Some novels are built to read at break-neck speed, to rush through page after page, to be gobbled up without pausing to chew well. When Tito Loved Clara, the first novel by The New Yorker librarian Jon Michaud, is not one of them.
No, this is a novel to savor, to want to live in for days and days, to learn all about these characters that they will reveal.
Tito is a boy-man who never got over his high school love, Clara. He has lived a life of quiet desperation, helping his building super father and being reliable at the moving company. He is firmly entrenched in his Dominican neighborhood in NYC. He tries to date other women but none move him like that girl. He does reach out to a new tenant with a young son; with her husband out of the country, Tito becomes a babysitter and wishes for more.
While out with the child one day, Tito is seen by Clara. She doesn't approach him but remembers what they meant to each other as the serious girl who loved books found romance with the boy who once caused a swingset accident. Clara has moved out of the neighborhood, married a white man and now lives in New Jersey as a middle class professional.
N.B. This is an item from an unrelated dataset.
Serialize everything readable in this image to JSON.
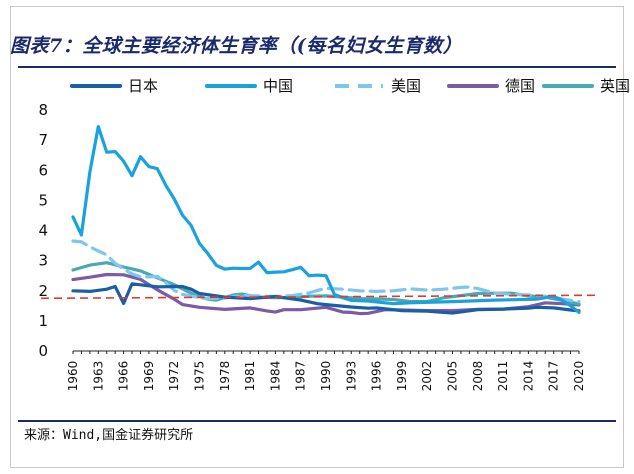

When Tito realized Clara was special, the passage is a magical accounting of how it can be:
...until high school, when in a process as mysterious and unmeasurable as the growth of fingernails, she re-emerged from the general population of girls to become, first a girl and then, the girl. ... Between classes he looked for her, and when she did appear from the throngs in the halls, he trailed behind her, floating in the wake of her smell -- of gardenias and candy -- like a cartoon character following the scent of a freshly baked pie.
Clara and Thomas have a son but hope for more. Clara has come so far from her grandparents' farm in D.R., where her idyllic life was shattered when her absent father appeared one day to kidnap her and bring her to America. He promised her mother to Clara, but dumped her with his second wife, as abusive as any Dickensian monster, while he tried to keep a hardware store profitable in the neigborhood.
But Clara hasn't really left her family behind. Her man-crazy, volatile half-sister is leaving NYC in a huff to spend some time back in the D.R. with their real mother, who returned there herself after years in America. Her sister leaves with Clara her own teenage daughter, who is repeating family history by being a pregnant, unwed teen.
Clara's husband, Thomas, like Clara is a librarian. But he's been laid off and has drifted into the ultimate betrayal. Although both Clara and Thomas are in a profession that, in part, helps bring order to chaos, they are not able to do the same for their own lives.
While Clara becomes a professional person, Tito's life has been on hold. He's loyal to his family but the kind of life that means for him is hardly the stereotypical American dream:
Sometimes, when he was sitting down to dinner with his parents or dealing with a tenant complaining about the noisy people upstairs or looking for something to do on a Friday night, he felt stagnant and festering, felt that the very simplicity and lack of change were poisoning him. At such times, he always went back to Clara's disappearance as the root of all his problems, as the missed chance to change his life's trajectory. There had been plenty of other girls since then --- (but) Tito didn't want to settle for a woman and he didn't want to feel settled for.
Within that passage is both a brilliant summation of the dead-end lives of immigrants and others living in poverty, especially that which carries on from generation to generation, and the fate of far too many people living in both cities and rural areas. That I can see this fate befalling some of my students in the years to come makes it even more heart-breaking.
But I do realize that how a reader reacts to the situations with Clara and her family, with Thomas and his actions, with Tito and his inability to grow up and move on, may well depend on one's own life experiences, family and culture. Because When Tito Loves Clara is a story of love in so many manifestations, from family to children to the yearning for parents and children, to what is home to each person's heart. And who each reader is makes up how she views life and therefore views who these people are and what happens in their lives. Michaud brilliantly allow each reader to react naturally and whole-heartedly without feeling manipulated into those reactions.
When Tito Loved Clara is a novel that uses beautiful language to convey the ups and downs of real-life situations and that features characters whose lives resonate. Michaud's debut also explores issues surrounding home, its loss, family and cultural assimilation as embodied by these characters and their situations. It is a stunning example of show, not tell, that allows its components to lead to thinking about bigger ideas even while staying true to the call of the storyteller. "What happens next" and "what does it mean" fit perfectly together.